Eine andere anzutreffende Variante sehe ich im Modellverhalten: „Diktatur und Rechthaberei“ - der Patriarch, der allen anderen in der Familie überlegen ist. Der Senior mit dem Durchblick. Ungefragt, ob sie es hören wollen oder nicht, zwingt er der nachfolgenden Generation seine Sicht der Dinge auf. Eisern und einsam lässt er keinen an das Zentrum seines Wirkens heran. Nach den Wünschen und Bedürfnissen der Kinder wird nicht gefragt. Auf den individuellen Zuschnitt der Stärken und Schwächen der Nachfahren wird nicht eingegangen. Unmissverständlich lässt man sie spüren, wie wenig man ihnen letzten Endes zutraut. Bei Einweihungs- oder Jubiläumsfeiern im mittelständischen Sektor ist es ein gewohntes Bild. Voller Stolz führt der Erfolgsunternehmer coram publicum das Wort, während sein Sohn und seine Tochter schweigend und betroffen im Hintergrund stehen. Mit der Faust in der Tasche vermitteln sie ein klares Bild: „Sobald der Alte hier weg ist, wird das Ganze endlich verkauft!“
Die vererbende Generation trägt eine große Verantwortung. Zur Übergabe größerer Ersparnisse und Kapitalien gehört eben auch, die Dinge so zu richten, dass das gut gemeinte Vererben auch schlussendlich Gutes bewirkt. Wie soll eine junge Krankenhausärztin damit zurechtkommen, wenn sie unvermittelt nach dem Studium erfährt, dass sie das Dreifache ihres Monatslohns ohne Arbeit erhält - dank jährlicher Ausschüttungen? Wo soll das Stehvermögen in schwierigen Berufssituationen herkommen, wenn der Erbe gar nicht auf sein Arbeitseinkommen angewiesen ist? Hier geht es ja nicht um die Frage des Überlebens, sondern um den sinnvollen Aufbau eines eigenbestimmten Lebensweges.

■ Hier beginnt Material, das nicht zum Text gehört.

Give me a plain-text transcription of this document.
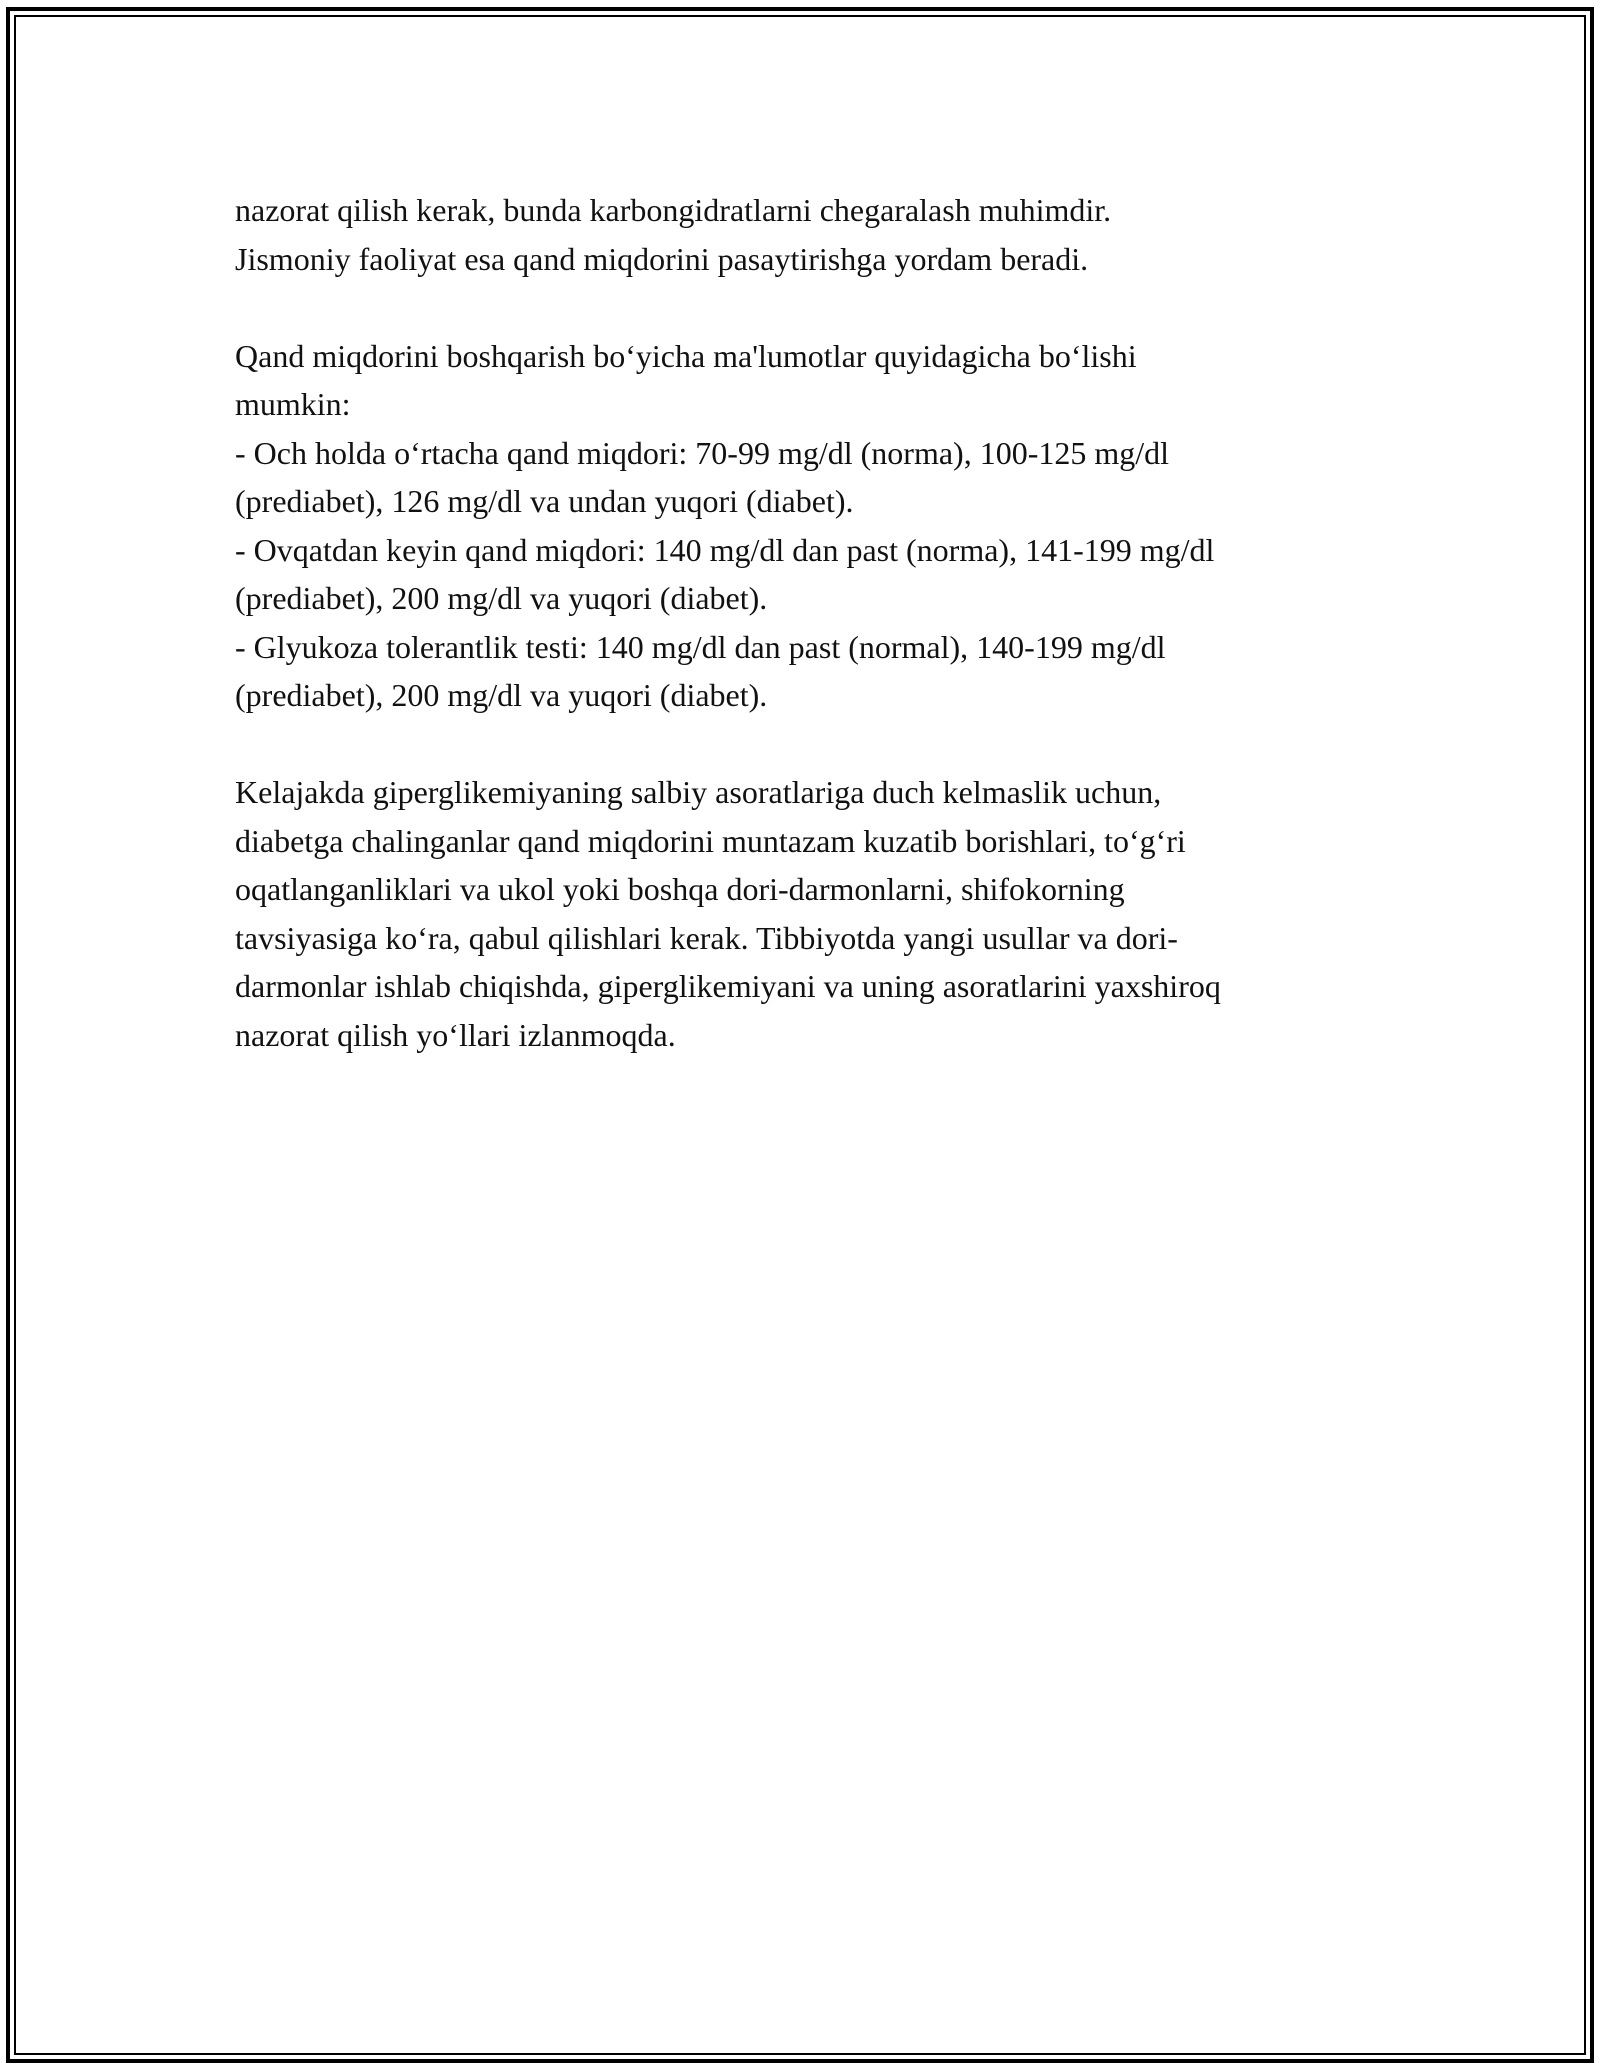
nazorat qilish kerak, bunda karbongidratlarni chegaralash muhimdir.
Jismoniy faoliyat esa qand miqdorini pasaytirishga yordam beradi.
Qand miqdorini boshqarish bo‘yicha ma'lumotlar quyidagicha bo‘lishi
mumkin:
- Och holda o‘rtacha qand miqdori: 70-99 mg/dl (norma), 100-125 mg/dl
(prediabet), 126 mg/dl va undan yuqori (diabet).
- Ovqatdan keyin qand miqdori: 140 mg/dl dan past (norma), 141-199 mg/dl
(prediabet), 200 mg/dl va yuqori (diabet).
- Glyukoza tolerantlik testi: 140 mg/dl dan past (normal), 140-199 mg/dl
(prediabet), 200 mg/dl va yuqori (diabet).
Kelajakda giperglikemiyaning salbiy asoratlariga duch kelmaslik uchun,
diabetga chalinganlar qand miqdorini muntazam kuzatib borishlari, to‘g‘ri
oqatlanganliklari va ukol yoki boshqa dori-darmonlarni, shifokorning
tavsiyasiga ko‘ra, qabul qilishlari kerak. Tibbiyotda yangi usullar va dori-
darmonlar ishlab chiqishda, giperglikemiyani va uning asoratlarini yaxshiroq
nazorat qilish yo‘llari izlanmoqda.
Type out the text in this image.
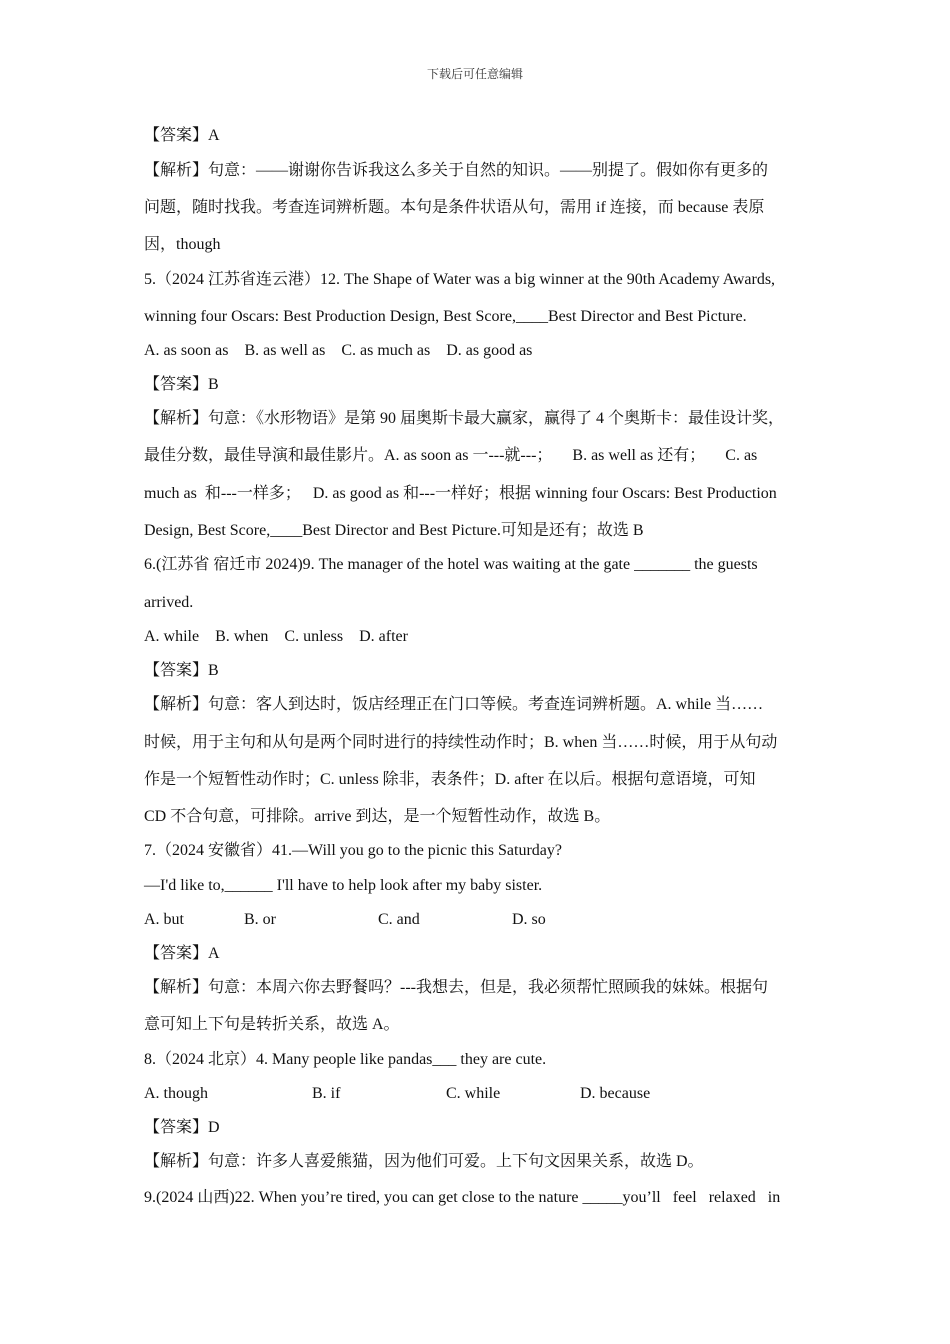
下载后可任意编辑
【答案】A
【解析】句意：——谢谢你告诉我这么多关于自然的知识。——别提了。假如你有更多的
问题，随时找我。考查连词辨析题。本句是条件状语从句，需用 if 连接，而 because 表原
因，though
5.（2024 江苏省连云港）12. The Shape of Water was a big winner at the 90th Academy Awards,
winning four Oscars: Best Production Design, Best Score,____Best Director and Best Picture.
A. as soon as    B. as well as    C. as much as    D. as good as
【答案】B
【解析】句意：《水形物语》是第 90 届奥斯卡最大赢家，赢得了 4 个奥斯卡：最佳设计奖，
最佳分数，最佳导演和最佳影片。A. as soon as 一---就---；     B. as well as 还有；     C. as
much as  和---一样多；   D. as good as 和---一样好；根据 winning four Oscars: Best Production
Design, Best Score,____Best Director and Best Picture.可知是还有；故选 B
6.(江苏省 宿迁市 2024)9. The manager of the hotel was waiting at the gate _______ the guests
arrived.
A. while    B. when    C. unless    D. after
【答案】B
【解析】句意：客人到达时，饭店经理正在门口等候。考查连词辨析题。A. while 当……
时候，用于主句和从句是两个同时进行的持续性动作时；B. when 当……时候，用于从句动
作是一个短暂性动作时；C. unless 除非，表条件；D. after 在以后。根据句意语境，可知
CD 不合句意，可排除。arrive 到达，是一个短暂性动作，故选 B。
7.（2024 安徽省）41.—Will you go to the picnic this Saturday?
—I'd like to,______ I'll have to help look after my baby sister.
A. but	B. or	C. and	D. so
【答案】A
【解析】句意：本周六你去野餐吗？---我想去，但是，我必须帮忙照顾我的妹妹。根据句
意可知上下句是转折关系，故选 A。
8.（2024 北京）4. Many people like pandas___ they are cute.
A. though	B. if	C. while	D. because
【答案】D
【解析】句意：许多人喜爱熊猫，因为他们可爱。上下句文因果关系，故选 D。
9.(2024 山西)22. When you’re tired, you can get close to the nature _____you’ll   feel   relaxed   in
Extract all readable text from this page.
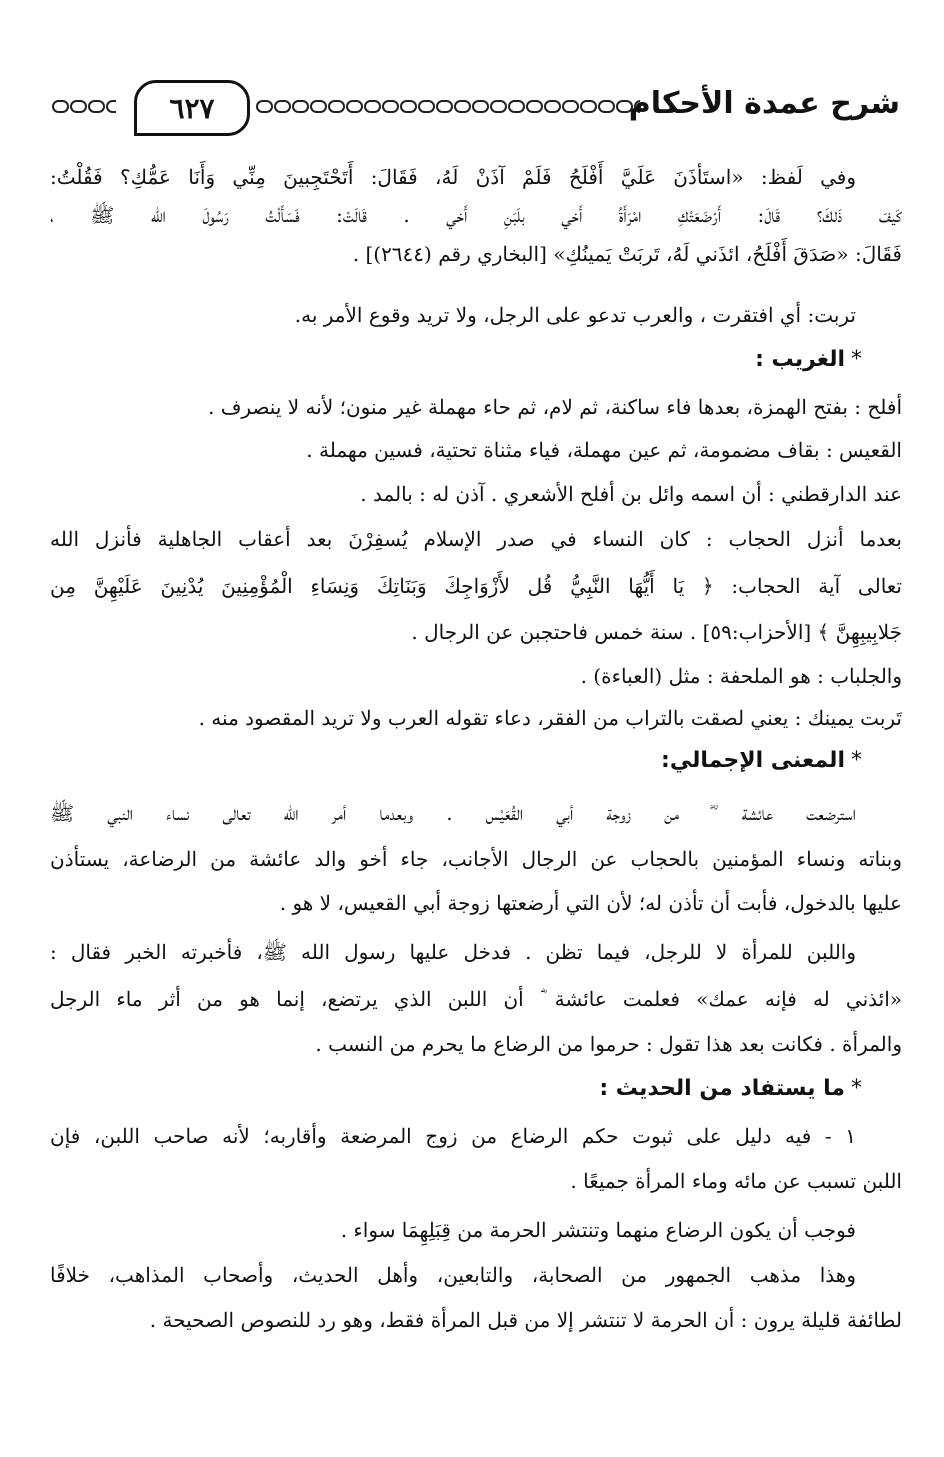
٦٢٧	شرح عمدة الأحكام
وفي لَفظ: «استَأذَنَ عَلَيَّ أَفْلَحُ فَلَمْ آذَنْ لَهُ، فَقَالَ: أَتَحْتَجِبينَ مِنِّي وَأَنَا عَمُّكِ؟ فَقُلْتُ:
كَيفَ ذَلكَ؟ قَالَ: أَرْضَعَتْكِ امْرَأَةُ أَخي بلَبَنِ أَخي . قَالَتْ: فَسَأَلْتُ رَسُولَ الله ﷺ ،
فَقَالَ: «صَدَقَ أَفْلَحُ، ائذَني لَهُ، تَربَتْ يَمينُكِ» [البخاري رقم (٢٦٤٤)] .
تربت: أي افتقرت ، والعرب تدعو على الرجل، ولا تريد وقوع الأمر به.
*الغريب :
أفلح : بفتح الهمزة، بعدها فاء ساكنة، ثم لام، ثم حاء مهملة غير منون؛ لأنه لا ينصرف .
القعيس : بقاف مضمومة، ثم عين مهملة، فياء مثناة تحتية، فسين مهملة .
عند الدارقطني : أن اسمه وائل بن أفلح الأشعري . آذن له : بالمد .
بعدما أنزل الحجاب : كان النساء في صدر الإسلام يُسفِرْنَ بعد أعقاب الجاهلية فأنزل الله
تعالى آية الحجاب: ﴿ يَا أَيُّهَا النَّبِيُّ قُل لأَزْوَاجِكَ وَبَنَاتِكَ وَنِسَاءِ الْمُؤْمِنِينَ يُدْنِينَ عَلَيْهِنَّ مِن
جَلابِيبِهِنَّ ﴾ [الأحزاب:٥٩] . سنة خمس فاحتجبن عن الرجال .
والجلباب : هو الملحفة : مثل (العباءة) .
تَربت يمينك : يعني لصقت بالتراب من الفقر، دعاء تقوله العرب ولا تريد المقصود منه .
*المعنى الإجمالي:
استرضعت عائشة ؓ من زوجة أبي القُعَيْس . وبعدما أمر الله تعالى نساء النبي ﷺ
وبناته ونساء المؤمنين بالحجاب عن الرجال الأجانب، جاء أخو والد عائشة من الرضاعة، يستأذن
عليها بالدخول، فأبت أن تأذن له؛ لأن التي أرضعتها زوجة أبي القعيس، لا هو .
واللبن للمرأة لا للرجل، فيما تظن . فدخل عليها رسول الله ﷺ، فأخبرته الخبر فقال :
«ائذني له فإنه عمك» فعلمت عائشة ؓ أن اللبن الذي يرتضع، إنما هو من أثر ماء الرجل
والمرأة . فكانت بعد هذا تقول : حرموا من الرضاع ما يحرم من النسب .
*ما يستفاد من الحديث :
١ - فيه دليل على ثبوت حكم الرضاع من زوج المرضعة وأقاربه؛ لأنه صاحب اللبن، فإن
اللبن تسبب عن مائه وماء المرأة جميعًا .
فوجب أن يكون الرضاع منهما وتنتشر الحرمة من قِبَلِهِمَا سواء .
وهذا مذهب الجمهور من الصحابة، والتابعين، وأهل الحديث، وأصحاب المذاهب، خلافًا
لطائفة قليلة يرون : أن الحرمة لا تنتشر إلا من قبل المرأة فقط، وهو رد للنصوص الصحيحة .
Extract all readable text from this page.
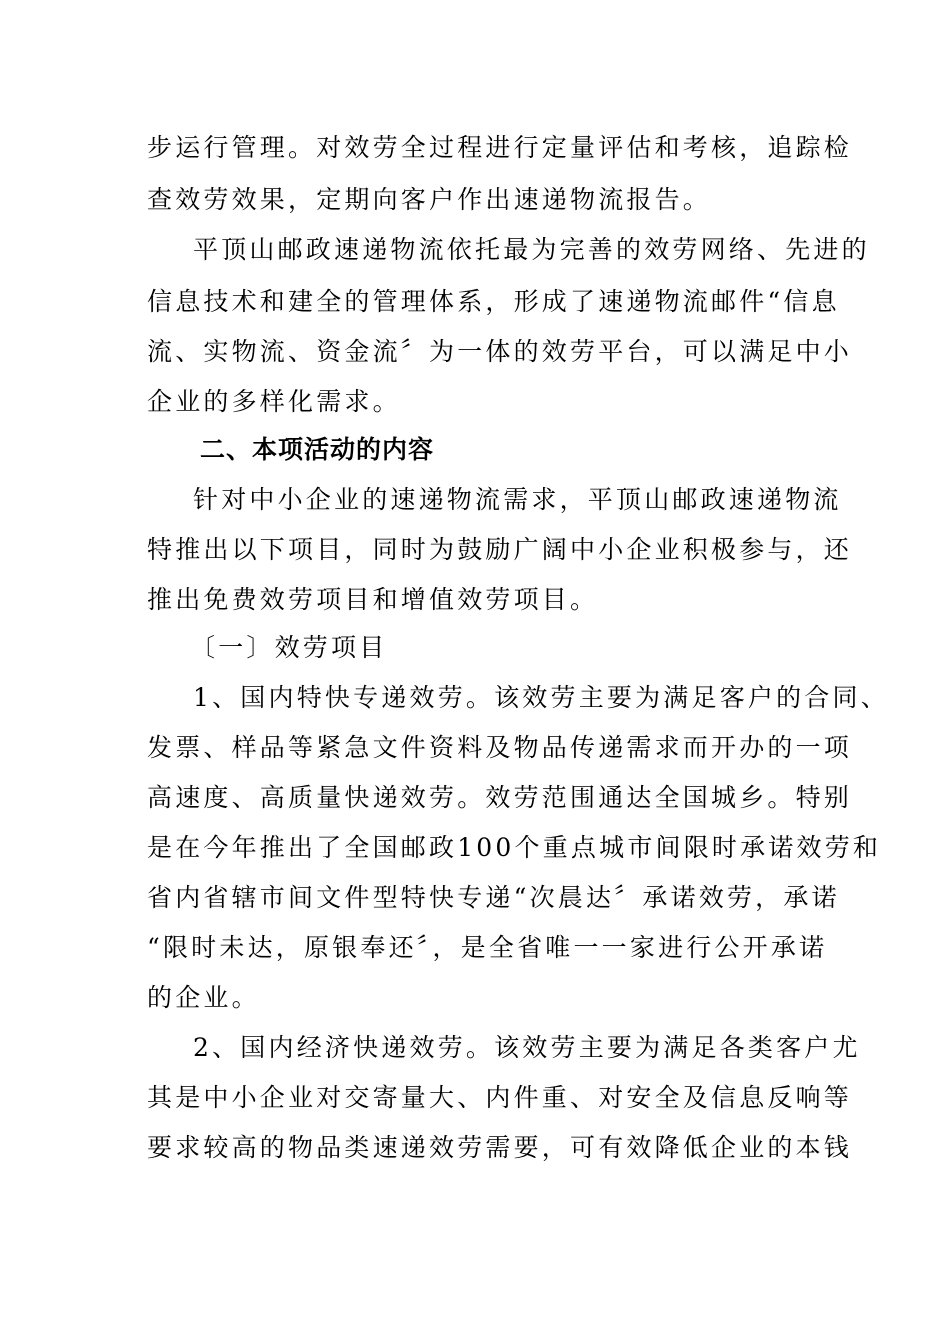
步运行管理。对效劳全过程进行定量评估和考核，追踪检
查效劳效果，定期向客户作出速递物流报告。
平顶山邮政速递物流依托最为完善的效劳网络、先进的
信息技术和建全的管理体系，形成了速递物流邮件“信息
流、实物流、资金流〞为一体的效劳平台，可以满足中小
企业的多样化需求。
二、本项活动的内容
针对中小企业的速递物流需求，平顶山邮政速递物流
特推出以下项目，同时为鼓励广阔中小企业积极参与，还
推出免费效劳项目和增值效劳项目。
〔一〕效劳项目
1、国内特快专递效劳。该效劳主要为满足客户的合同、
发票、样品等紧急文件资料及物品传递需求而开办的一项
高速度、高质量快递效劳。效劳范围通达全国城乡。特别
是在今年推出了全国邮政100个重点城市间限时承诺效劳和
省内省辖市间文件型特快专递“次晨达〞承诺效劳，承诺
“限时未达，原银奉还〞，是全省唯一一家进行公开承诺
的企业。
2、国内经济快递效劳。该效劳主要为满足各类客户尤
其是中小企业对交寄量大、内件重、对安全及信息反响等
要求较高的物品类速递效劳需要，可有效降低企业的本钱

Der Sorge der älteren Generation, wie ein zu leichtfertiger Umgang mit dem Ererbten verhindert werden kann, steht ein anderes Phänomen gegenüber. Viele Erben wachsen mit einem schlechten Gewissen auf, dass sie erheblich privilegiert sind. Sie können es psychologisch nicht verarbeiten, dass ihnen so viel quasi vom Zufallsschicksal „geschenkt“ wird. Ein Leben lang hadern sie im tiefsten Inneren damit und leben in der ständigen Furcht, das Erbe zu verlieren. Sie sind auf ein Parkett geführt worden, auf dem sie sich nicht wohl fühlen, geschweige denn, es beherrschen. Sie sind nicht stolz auf ihre noch so schöne Existenz.
Verfügung erst im Alter von 60 Jahren
In der Not greifen viele Erblasser zu radikalen Maßnahmen. Ein Bekannter von mir erbte von seinem kinderlosen Großonkel, zu dem er zu Lebzeiten kein gutes Verhältnis hatte, ein Millionenvermögen. Der Haken? Da der Onkel umgekehrt auch von seinem Neffen nicht viel hielt, stellte er das Erbe sozusagen unter Testamentsvollstrecker-Verschluss. Erst im Alter von 60 Jahren darf mein Bekannter über das Ererbte verfügen. Bis dahin muss er zuschauen, wie ein Anwalt in „seinem“ Depot rumhantiert. In anderen Fällen werden so steuereffiziente Erbkonstruktionen erstellt, dass die nachfolgende Generation kaum noch außerhalb Deutschlands leben und arbeiten kann. Die steuerlichen Folgen eines Auslandswohnsitzes wären verheerend.
Aus meiner langjährigen Erfahrung lohnt es sich, den Stier bei den Hörnern zu packen. Entwickeln sie eine klare Familienphilosophie, behandeln Sie alle Kinder gleich und legen ihre Angst vor schwierigen Gesprächen ab. Wie die Auswahl einer Schule, das Ergreifen einer Ausbildung, das Erlernen eines Sports, so gehört auch das Heranführen an das Thema „Geld und Kapital“ zur Erziehung der nachfolgenden Generation. In welcher Art und Weise Sie die Aufgabe angehen, hängt von ihnen ab. Fangen Sie früh mit ihren Überlegungen an. Das Ganze will wohl überlegt sein. Falls Sie es sich selbst nicht zutrauen oder die Familienverhältnisse zu emotional geladen sind, dann holen Sie sich eben professionelle Hilfe. Ganz gleich wie, in jedem Fall schieben Sie das Thema nicht auf die lange Bank. Sie werden unter Umständen überrascht sein. Vielleicht sind Ihre Kinder ja vernünftiger als Sie denken und haben selber sehr klare Vorstellungen.